Chairs were pulled back, but alas, that breakfast was never eaten, for just as they were about to sit down, there came a deafening roar. "Gracious, Mother, is that thunder," asked Mary. Hardly were the words uttered than they were drowned in volley after volley of terrific noises. All three rushed to the streets, to find them filling rapidly with screaming, half-clad people.

"The Germans have come," was about the only information available from the hysterical, screaming mob. Then came another boom followed by a sickening crash, and as they gazed, petrified with horror, a street of houses sheltering about forty families, fell over one by one before their eyes, as a row of nine pins falls before the ball flung by a child. Fragments of exploded shells flying through the air struck so many frantic people that blood flowed in the streets.

"If they hit the gas storage tank we are doomed," said one, a cripple, running here and there on his crutches seeking the shelter that was nowhere to be found."

West Hartlepool, Mary's home, was just across the Nort Sea from Germany
West Hartlepool

"There are five of them, five German warships firing broadside." This from a half-clad woman, half carrying, half dragging two little ones, seeking to lengthen the distance between herself and her abandoned home on the ocean front.

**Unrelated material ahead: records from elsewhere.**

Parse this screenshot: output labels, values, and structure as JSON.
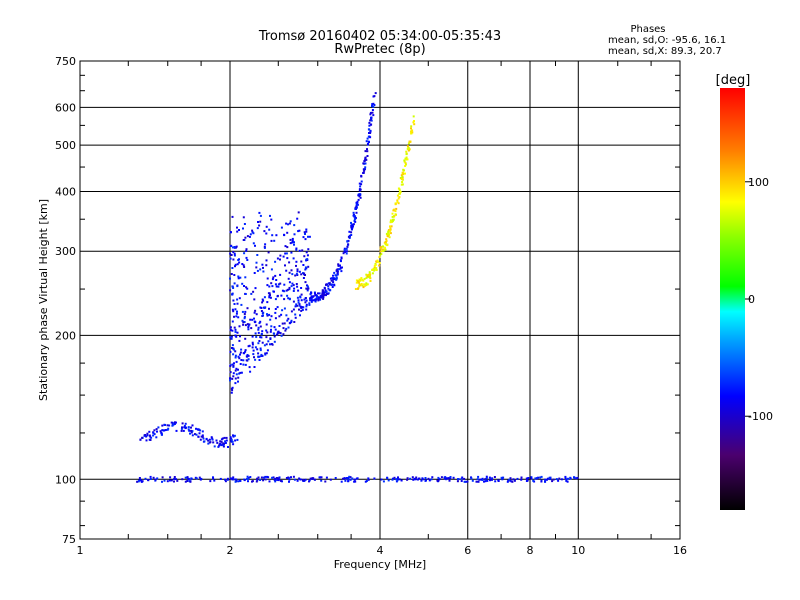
{
  "chart_data": {
    "type": "scatter",
    "title": "Tromsø 20160402 05:34:00-05:35:43",
    "subtitle": "RwPretec (8p)",
    "xlabel": "Frequency [MHz]",
    "ylabel": "Stationary phase Virtual Height [km]",
    "x_scale": "log",
    "y_scale": "log",
    "xlim": [
      1,
      16
    ],
    "ylim": [
      75,
      750
    ],
    "x_ticks": [
      1,
      2,
      4,
      6,
      8,
      10,
      16
    ],
    "x_tick_labels": [
      "1",
      "2",
      "4",
      "6",
      "8",
      "10",
      "16"
    ],
    "y_ticks": [
      75,
      100,
      200,
      300,
      400,
      500,
      600,
      750
    ],
    "y_tick_labels": [
      "75",
      "100",
      "200",
      "300",
      "400",
      "500",
      "600",
      "750"
    ],
    "grid": true,
    "phase_stats": {
      "heading": "Phases",
      "line_o": "mean, sd,O:  -95.6, 16.1",
      "line_x": "mean, sd,X:  89.3, 20.7"
    },
    "colorbar": {
      "label": "[deg]",
      "range": [
        -180,
        180
      ],
      "ticks": [
        -100,
        0,
        100
      ],
      "tick_labels": [
        "-100",
        "0",
        "100"
      ]
    },
    "series": [
      {
        "mode": "O",
        "mean_phase": -95.6,
        "sd_phase": 16.1,
        "segments": [
          {
            "desc": "low cusp",
            "f_range": [
              1.3,
              2.05
            ],
            "h_range": [
              120,
              140
            ]
          },
          {
            "desc": "E-region trace",
            "f_range": [
              1.3,
              10
            ],
            "h_range": [
              99,
              101
            ]
          },
          {
            "desc": "F1 spread",
            "f_range": [
              2.0,
              2.9
            ],
            "h_range": [
              150,
              380
            ]
          },
          {
            "desc": "F2 rise",
            "f_range": [
              2.9,
              3.9
            ],
            "h_range": [
              240,
              640
            ]
          }
        ]
      },
      {
        "mode": "X",
        "mean_phase": 89.3,
        "sd_phase": 20.7,
        "segments": [
          {
            "desc": "X trace",
            "f_range": [
              3.6,
              4.7
            ],
            "h_range": [
              255,
              590
            ]
          }
        ]
      }
    ]
  }
}
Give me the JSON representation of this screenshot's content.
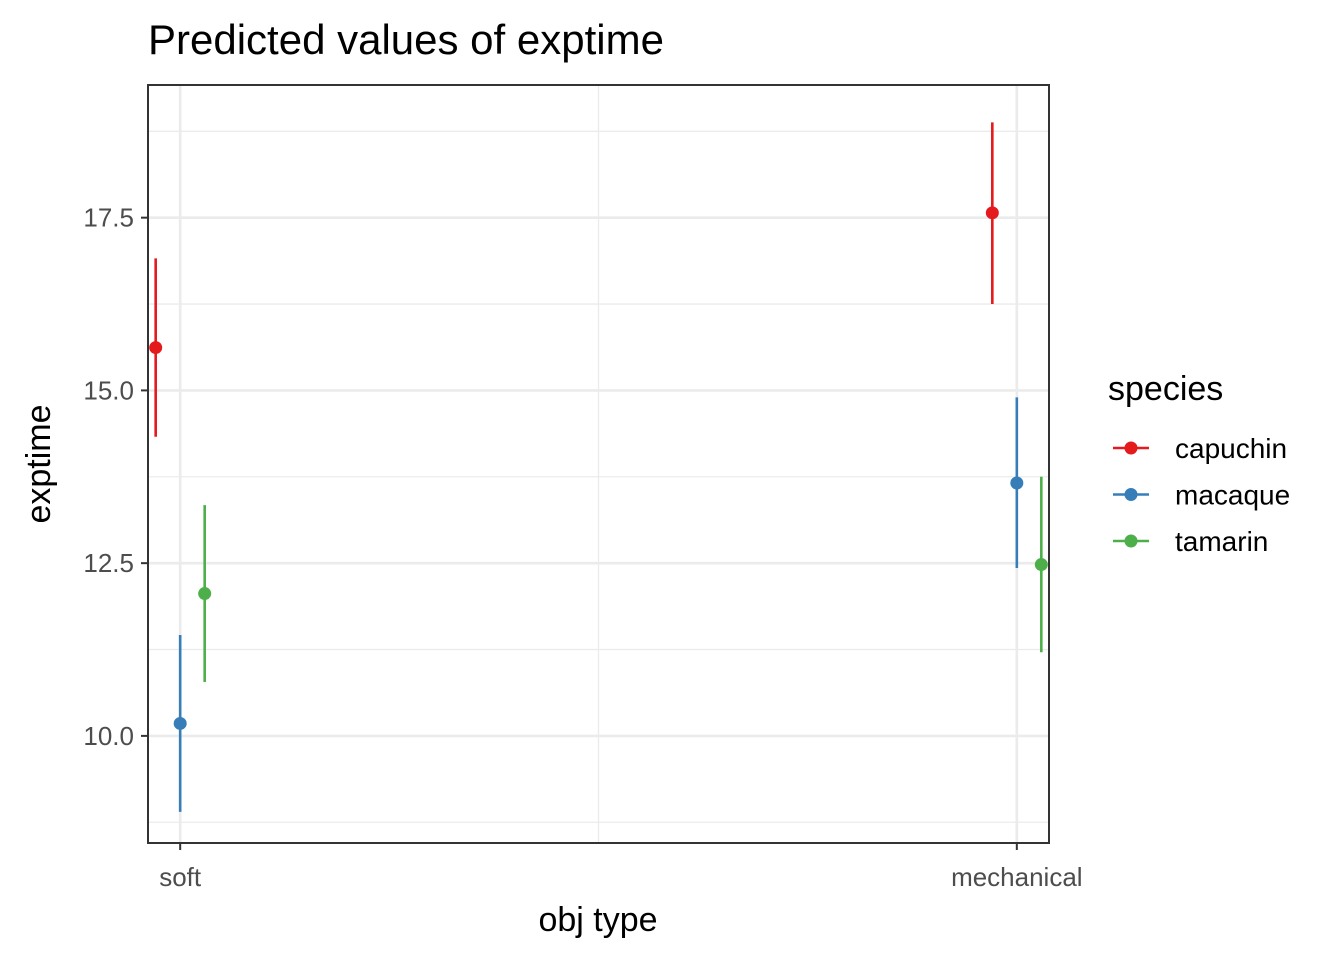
{
  "chart_data": {
    "type": "scatter",
    "title": "Predicted values of exptime",
    "xlabel": "obj type",
    "ylabel": "exptime",
    "categories": [
      "soft",
      "mechanical"
    ],
    "yticks": [
      10.0,
      12.5,
      15.0,
      17.5
    ],
    "ytick_labels": [
      "10.0",
      "12.5",
      "15.0",
      "17.5"
    ],
    "ylim": [
      8.45,
      19.42
    ],
    "grid": true,
    "legend_title": "species",
    "legend_position": "right",
    "series": [
      {
        "name": "capuchin",
        "color": "#E41A1C",
        "values": [
          15.62,
          17.57
        ],
        "lower": [
          14.33,
          16.25
        ],
        "upper": [
          16.91,
          18.88
        ]
      },
      {
        "name": "macaque",
        "color": "#377EB8",
        "values": [
          10.18,
          13.66
        ],
        "lower": [
          8.9,
          12.43
        ],
        "upper": [
          11.46,
          14.9
        ]
      },
      {
        "name": "tamarin",
        "color": "#4DAF4A",
        "values": [
          12.06,
          12.48
        ],
        "lower": [
          10.78,
          11.21
        ],
        "upper": [
          13.34,
          13.75
        ]
      }
    ]
  }
}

Pandemonium reigned. Hell was loose upon a people entirely unprepared, with no means to defend themselves, for what seemed an eternity. And yet, when the guns were silenced and the enemy had withdrawn into the fog that had covered his approach, the clock on Mrs. Morley’s mantelpiece had advanced just twenty two minutes.

"Stay with the store, Mary and Lois, let no stranger enter until I return. I will go to assist wherever I can." All day the good woman worked, men were at the front, it was up to the women now and they carried the wounded and dead from the streets into the churches and schools that had escaped damage. Little children who should have been entering the schools with joy and laughter to continue their lessons were carried in dead.

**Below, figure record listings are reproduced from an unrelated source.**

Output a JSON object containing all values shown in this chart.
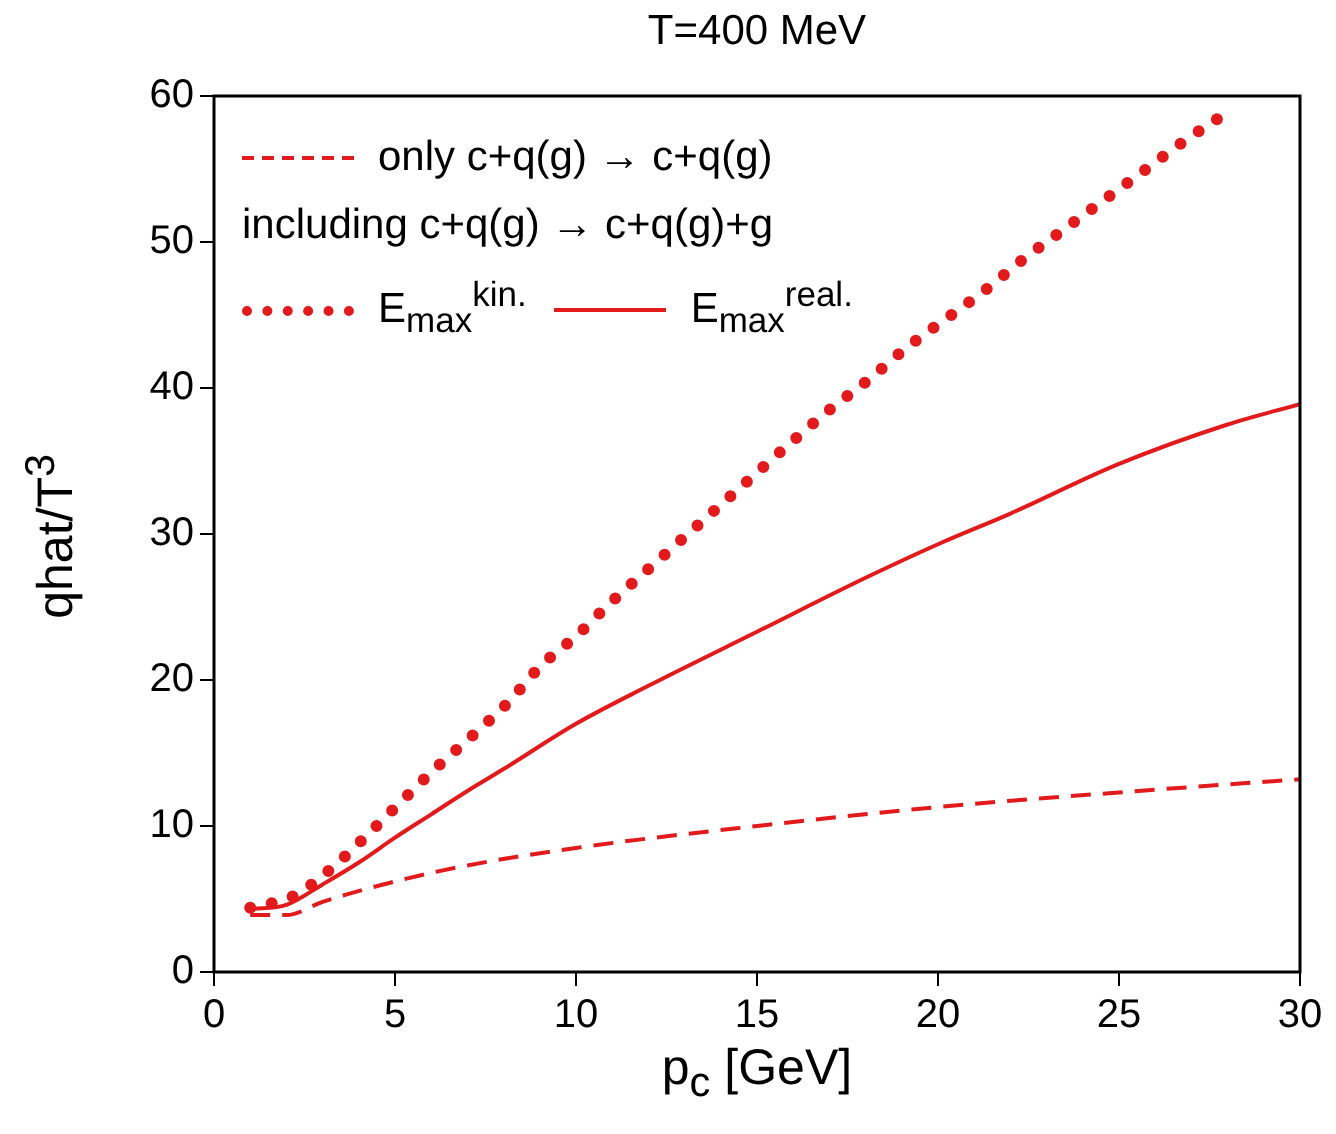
{
  "chart_data": {
    "type": "line",
    "title": "T=400 MeV",
    "xlabel": "p$_{c}$ [GeV]",
    "ylabel": "qhat/T$^{3}$",
    "legend_title": "including c+q(g) → c+q(g)+g",
    "legend": "top left",
    "marker": "none",
    "grid": false,
    "xlim": [
      0,
      30
    ],
    "xticks": [
      0,
      5,
      10,
      15,
      20,
      25,
      30
    ],
    "ylim": [
      0,
      60
    ],
    "yticks": [
      0,
      10,
      20,
      30,
      40,
      50,
      60
    ],
    "series": [
      {
        "name": "only c+q(g) → c+q(g)",
        "color": "#e31a1c",
        "line_style": "dashed",
        "x": [
          1,
          2,
          3,
          5,
          7,
          10,
          15,
          20,
          25,
          30
        ],
        "values": [
          3.9,
          3.9,
          4.8,
          6.2,
          7.3,
          8.5,
          10.0,
          11.3,
          12.3,
          13.2
        ]
      },
      {
        "name": "E$_{max}$$^{kin.}$",
        "color": "#e31a1c",
        "line_style": "dotted",
        "x": [
          1,
          2.2,
          3.2,
          4.2,
          5.1,
          6.1,
          7.1,
          8.1,
          9,
          10,
          11,
          12,
          13,
          14,
          15,
          16,
          17,
          18.1,
          19.1,
          20.2,
          21.3,
          22.4,
          23.5,
          24.6,
          25.7,
          26.8,
          28
        ],
        "values": [
          4.4,
          5.2,
          7,
          9.3,
          11.5,
          13.9,
          16.1,
          18.4,
          20.9,
          23,
          25.4,
          27.6,
          29.8,
          32,
          34.2,
          36.4,
          38.5,
          40.6,
          42.7,
          44.7,
          46.7,
          48.9,
          50.9,
          52.9,
          54.9,
          56.9,
          58.9
        ]
      },
      {
        "name": "E$_{max}$$^{real.}$",
        "color": "#e31a1c",
        "line_style": "solid",
        "x": [
          1,
          2,
          3,
          4,
          5,
          6,
          7,
          8,
          10,
          12,
          15,
          18,
          20,
          22,
          25,
          28,
          30
        ],
        "values": [
          4.3,
          4.6,
          6.0,
          7.5,
          9.2,
          10.8,
          12.4,
          13.9,
          17.0,
          19.6,
          23.3,
          27.0,
          29.3,
          31.4,
          34.8,
          37.5,
          38.9
        ]
      }
    ]
  }
}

Father Simpson, Mrs. Morley’s neighbor, was killed with shrapnel as he chopped sticks in his yard with which to light a fire, and was joined in eternity almost immediately by his wife and family who had been smothered in their beds by the falling roof.

A look of grim endurance took the place of the smile on the face of Mrs. Morley as the day wore on, and after chaos was reduced to a measure of order she left the groups of mourning people and hastened to rejoin her girls before nightfall.

Breakfast still sat on the table, the eggs still awaited the hand of skill to add them to the contents of the earthenware bowl. The girls had waited hour after hour in great anxiety and were now delighted to minister to their mother’s comfort, as she related the day’s events. There were rumors that the enemy would return, in which case they had better abandon the house and seek safety further inland. Air raids were as yet unknown, safety seemed to lie in leaving the coast. Discussion arose as to what should be taken and what left.

As the brave woman looked around the home trying to appraise the value of this and that, her eye fell on the unfinished cake and the loving sentiments and traditions of generations past rose high within her soul as she said "Girls, get ready to stir the cake, we will finish it tonight and if we must leave this home we will take our cake, for the ones who wrought this havoc today could not appreciate an emblem of love and peace."

The cake was mixed and within a short time the room was filled with the odor of baking spices; spices symbolical of those carried by the wise men from afar and laid in the manger of the Prince of Peace some two thousand years ago. The seeming futility of His message lay like a pall on the hearts of the little family as they prepared to retire, reviewing together the sudden destruction and the changed destinies wrought by an enemy of peace in the short space of twenty four hours.